Pamplona Capital Management LLP, the asset manager founded by former Alfa Bank Chief Executive Officer Alex Knaster, plans to raise as much as $300 million for a new fund to invest in structured credit in Europe.

The Debt Partners II fund is targeting an annual return of between 15 percent and 20 percent by buying BB to AA rated portions of U.K. mortgage-backed securitizations and European collateralized loan obligations, according to Zoran Kozic, a partner at London-based Pamplona.

Pamplona, which manages $6.5 billion, is starting the new credit hedge fund as European banks find themselves under growing pressure to offload structured-finance assets blamed for hastening the 2008 collapse of Lehman Brothers Holdings Inc. European lenders have pledged to cut more than 950 billion euros ($1.3 trillion) of assets over the next two years to reduce the capital they’d otherwise need to hold against them.

“We see great opportunities in structured credit which is an area most banks don’t want to be involved in any more,” Kozic said in an interview.

Investors focusing on buying banks’ corporate loan portfolios at distressed prices will, on the other hand, be disappointed, he said.

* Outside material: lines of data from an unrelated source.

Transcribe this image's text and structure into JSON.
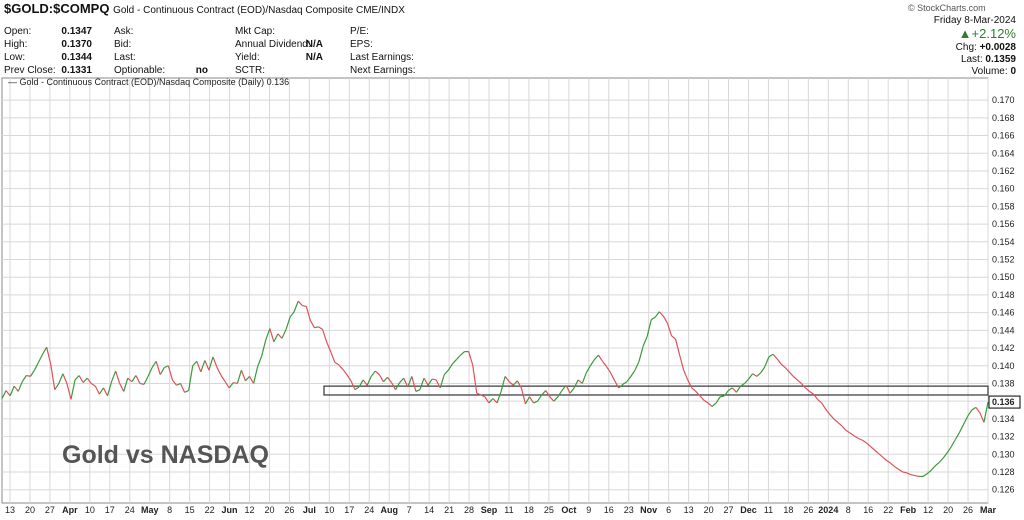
{
  "header": {
    "symbol": "$GOLD:$COMPQ",
    "description": "Gold - Continuous Contract (EOD)/Nasdaq Composite CME/INDX",
    "credit": "© StockCharts.com",
    "stats": [
      {
        "label": "Open:",
        "value": "0.1347"
      },
      {
        "label": "High:",
        "value": "0.1370"
      },
      {
        "label": "Low:",
        "value": "0.1344"
      },
      {
        "label": "Prev Close:",
        "value": "0.1331"
      }
    ],
    "stats2": [
      {
        "label": "Ask:",
        "value": ""
      },
      {
        "label": "Bid:",
        "value": ""
      },
      {
        "label": "Last:",
        "value": ""
      },
      {
        "label": "Optionable:",
        "value": "no"
      }
    ],
    "stats3": [
      {
        "label": "Mkt Cap:",
        "value": ""
      },
      {
        "label": "Annual Dividend:",
        "value": "N/A"
      },
      {
        "label": "Yield:",
        "value": "N/A"
      },
      {
        "label": "SCTR:",
        "value": ""
      }
    ],
    "stats4": [
      {
        "label": "P/E:"
      },
      {
        "label": "EPS:"
      },
      {
        "label": "Last Earnings:"
      },
      {
        "label": "Next Earnings:"
      }
    ],
    "date": "Friday  8-Mar-2024",
    "change_pct": "▲+2.12%",
    "chg_label": "Chg:",
    "chg_value": "+0.0028",
    "last_label": "Last:",
    "last_value": "0.1359",
    "volume_label": "Volume:",
    "volume_value": "0"
  },
  "overlay_text": "Gold vs NASDAQ",
  "colors": {
    "up": "#3a9a3a",
    "down": "#e0505a",
    "grid": "#d8d8d8",
    "box": "#333333"
  },
  "chart_data": {
    "type": "line",
    "legend": "Gold - Continuous Contract (EOD)/Nasdaq Composite (Daily) 0.136",
    "current_value_label": "0.136",
    "ylim": [
      0.1245,
      0.1725
    ],
    "ytick_labels": [
      "0.126",
      "0.128",
      "0.130",
      "0.132",
      "0.134",
      "0.136",
      "0.138",
      "0.140",
      "0.142",
      "0.144",
      "0.146",
      "0.148",
      "0.150",
      "0.152",
      "0.154",
      "0.156",
      "0.158",
      "0.160",
      "0.162",
      "0.164",
      "0.166",
      "0.168",
      "0.170"
    ],
    "xtick_labels": [
      "13",
      "20",
      "27",
      "Apr",
      "10",
      "17",
      "24",
      "May",
      "8",
      "15",
      "22",
      "Jun",
      "12",
      "20",
      "26",
      "Jul",
      "10",
      "17",
      "24",
      "Aug",
      "7",
      "14",
      "21",
      "28",
      "Sep",
      "11",
      "18",
      "25",
      "Oct",
      "9",
      "16",
      "23",
      "Nov",
      "6",
      "13",
      "20",
      "27",
      "Dec",
      "11",
      "18",
      "26",
      "2024",
      "8",
      "16",
      "22",
      "Feb",
      "12",
      "20",
      "26",
      "Mar"
    ],
    "bold_xticks": [
      "Apr",
      "May",
      "Jun",
      "Jul",
      "Aug",
      "Sep",
      "Oct",
      "Nov",
      "Dec",
      "2024",
      "Feb",
      "Mar"
    ],
    "support_zone": [
      0.1367,
      0.1377
    ],
    "values": [
      0.1363,
      0.1372,
      0.1366,
      0.1377,
      0.1371,
      0.1382,
      0.1389,
      0.1388,
      0.1395,
      0.1404,
      0.1413,
      0.1421,
      0.1402,
      0.1373,
      0.138,
      0.1391,
      0.138,
      0.1362,
      0.1384,
      0.1389,
      0.1381,
      0.1386,
      0.138,
      0.1377,
      0.1368,
      0.1375,
      0.1366,
      0.1382,
      0.1394,
      0.138,
      0.1371,
      0.1386,
      0.1382,
      0.1389,
      0.138,
      0.1379,
      0.1388,
      0.1398,
      0.1405,
      0.139,
      0.1398,
      0.14,
      0.1384,
      0.1378,
      0.138,
      0.137,
      0.1372,
      0.14,
      0.1405,
      0.1393,
      0.1406,
      0.1395,
      0.141,
      0.1398,
      0.1389,
      0.1382,
      0.1375,
      0.1381,
      0.138,
      0.1395,
      0.1383,
      0.1388,
      0.138,
      0.1399,
      0.1411,
      0.1429,
      0.1442,
      0.1427,
      0.1436,
      0.1431,
      0.1441,
      0.1455,
      0.1461,
      0.1473,
      0.1468,
      0.1467,
      0.1451,
      0.1443,
      0.1444,
      0.1441,
      0.1427,
      0.1416,
      0.1404,
      0.1401,
      0.1396,
      0.139,
      0.1383,
      0.1373,
      0.1376,
      0.1384,
      0.1378,
      0.1388,
      0.1394,
      0.139,
      0.1382,
      0.1387,
      0.1381,
      0.1373,
      0.1381,
      0.1386,
      0.1376,
      0.1388,
      0.1371,
      0.1373,
      0.1386,
      0.1378,
      0.1385,
      0.1384,
      0.1375,
      0.139,
      0.1395,
      0.1402,
      0.1407,
      0.1412,
      0.1416,
      0.1416,
      0.1401,
      0.1369,
      0.1367,
      0.1365,
      0.1358,
      0.1363,
      0.1358,
      0.1371,
      0.1388,
      0.1382,
      0.1378,
      0.1383,
      0.1375,
      0.1357,
      0.1365,
      0.1358,
      0.136,
      0.1367,
      0.1372,
      0.1365,
      0.136,
      0.1365,
      0.1372,
      0.1378,
      0.1369,
      0.1375,
      0.1384,
      0.138,
      0.1392,
      0.14,
      0.1407,
      0.1412,
      0.1405,
      0.1399,
      0.1392,
      0.1383,
      0.1375,
      0.1379,
      0.1382,
      0.1388,
      0.1395,
      0.1405,
      0.1422,
      0.1433,
      0.1452,
      0.1455,
      0.1461,
      0.1456,
      0.1448,
      0.1434,
      0.143,
      0.1412,
      0.1395,
      0.1384,
      0.1375,
      0.1371,
      0.1366,
      0.1361,
      0.1358,
      0.1354,
      0.1358,
      0.1365,
      0.1366,
      0.1372,
      0.1375,
      0.137,
      0.1377,
      0.138,
      0.1385,
      0.1391,
      0.1388,
      0.1392,
      0.1399,
      0.141,
      0.1413,
      0.1408,
      0.1402,
      0.1398,
      0.1393,
      0.1388,
      0.1384,
      0.138,
      0.1375,
      0.1371,
      0.1368,
      0.1362,
      0.1358,
      0.1351,
      0.1345,
      0.134,
      0.1336,
      0.1332,
      0.1327,
      0.1324,
      0.1321,
      0.1318,
      0.1316,
      0.1313,
      0.1309,
      0.1305,
      0.1301,
      0.1297,
      0.1293,
      0.129,
      0.1286,
      0.1283,
      0.128,
      0.1279,
      0.1277,
      0.1276,
      0.1275,
      0.1275,
      0.1278,
      0.1282,
      0.1287,
      0.1291,
      0.1296,
      0.1302,
      0.1309,
      0.1317,
      0.1325,
      0.1334,
      0.1343,
      0.135,
      0.1353,
      0.1347,
      0.1336,
      0.1359
    ]
  }
}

“We think the trillion-dollar opportunity some people talk about on the sales of corporate loan portfolios from banks is grossly exaggerated,” Kozic, 42, said. “Corporate lending is a business banks will want to keep and it doesn’t make sense for them to sell the loans at capital-destroying prices.”

Credit Opportunities

The existing $400 million Pamplona Credit Opportunities Fund, managed by Yves Leysen, former head of European fixed-income at Bear Stearns Cos., generated an average net annual return of 10.6 percent since it started in 2008, and earned 2.09 percent last month, according to the company.

Pamplona’s looking to create profit by buying mortgage-backed securities at big discounts to liquidation prices or buying real-estate loans from banks and then restructuring the debt with the borrowers, Kozic said. European banks have cut back on lending after incurring 526 billion euros of losses since the third quarter of 2007 in the credit crisis and ensuing property slump, according to data compiled by Bloomberg.

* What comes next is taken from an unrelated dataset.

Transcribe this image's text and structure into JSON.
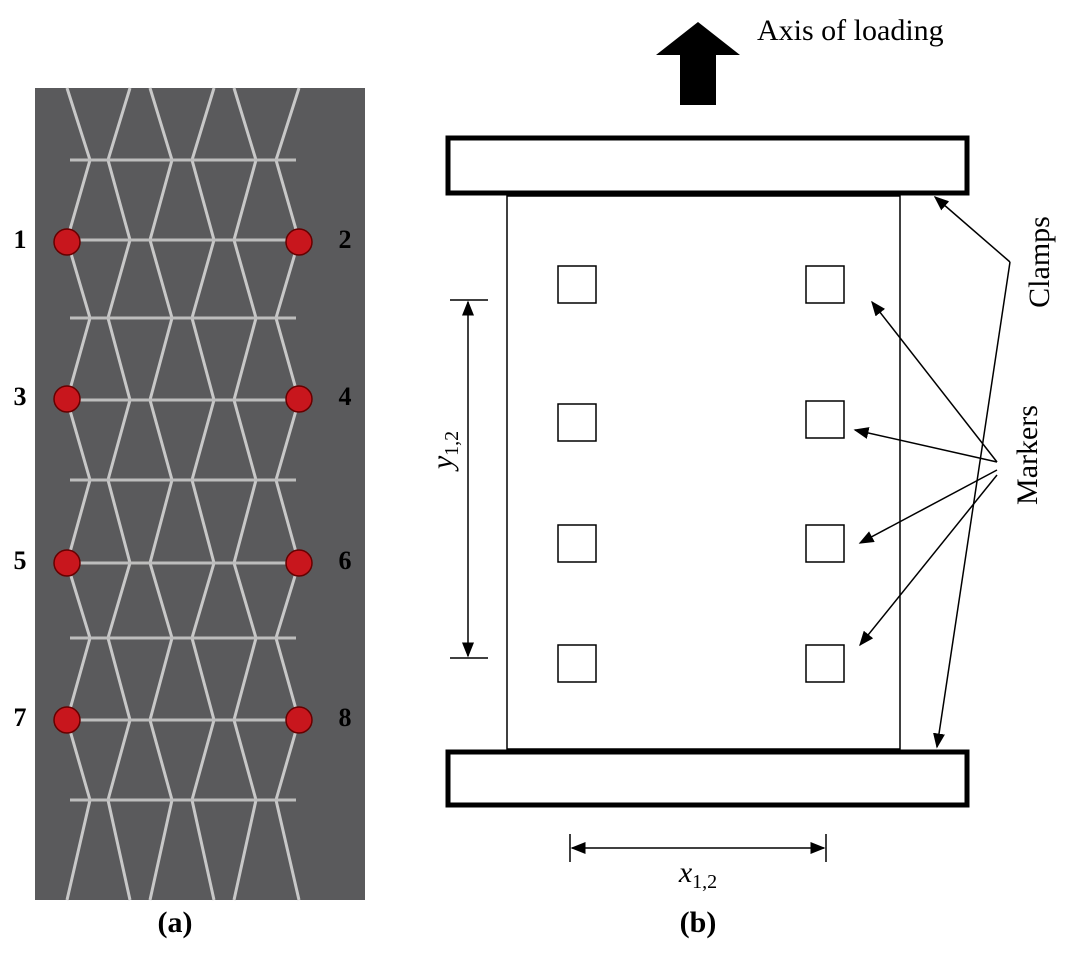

Relative yields on BBB rated five-year securities backed by commercial mortgages in Europe including the U.K. have risen to 1,900 basis points, from about 1,400 six months ago, according to Citigroup Inc. data. Top-rated CMBS note spreads narrowed to 450 basis points, from 500 basis points.

Commercial Properties

Borrowers of loans backed by offices, warehouses and other commercial properties face a funding gap of about 90 billion euros over the next three years, according to a Moody’s Investors Service estimate in December.

“After the price declines, we believe pension funds will shift their investment focus to real-estate from corporate fixed-income in the next two to four years, and mortgage-backed bonds are well positioned to benefit from that change of allocation,” Kozic said.

Pamplona also sees value in AA, A, and BBB rated European CLOs after prices fell in the past six months amid the sovereign debt crisis, he said.

Spreads on the BBB rated portions of European CLOs have widened to 1,615 basis points from 1,025 at the beginning of August, Citigroup data show. By comparison, spreads on similarly rated U.S. CLOs increased to 775 basis points from 700. Prices have fallen to 51 cents on the euro from 65 for BBB rated tranches in Europe. A basis point is 0.01 percentage point.

Pamplona’s new fund will have a four-year investment period, and will waive its incentive fee if it returns less than 8 percent, said Kozic, whose hobbies away from the markets include ownership of the Slough Jets ice hockey club in Slough, England.

Pamplona was set up in 2004, a year after Knaster retired from Alfa Bank. It has a private-equity business, a fund of hedge funds and two credit funds, according to its website.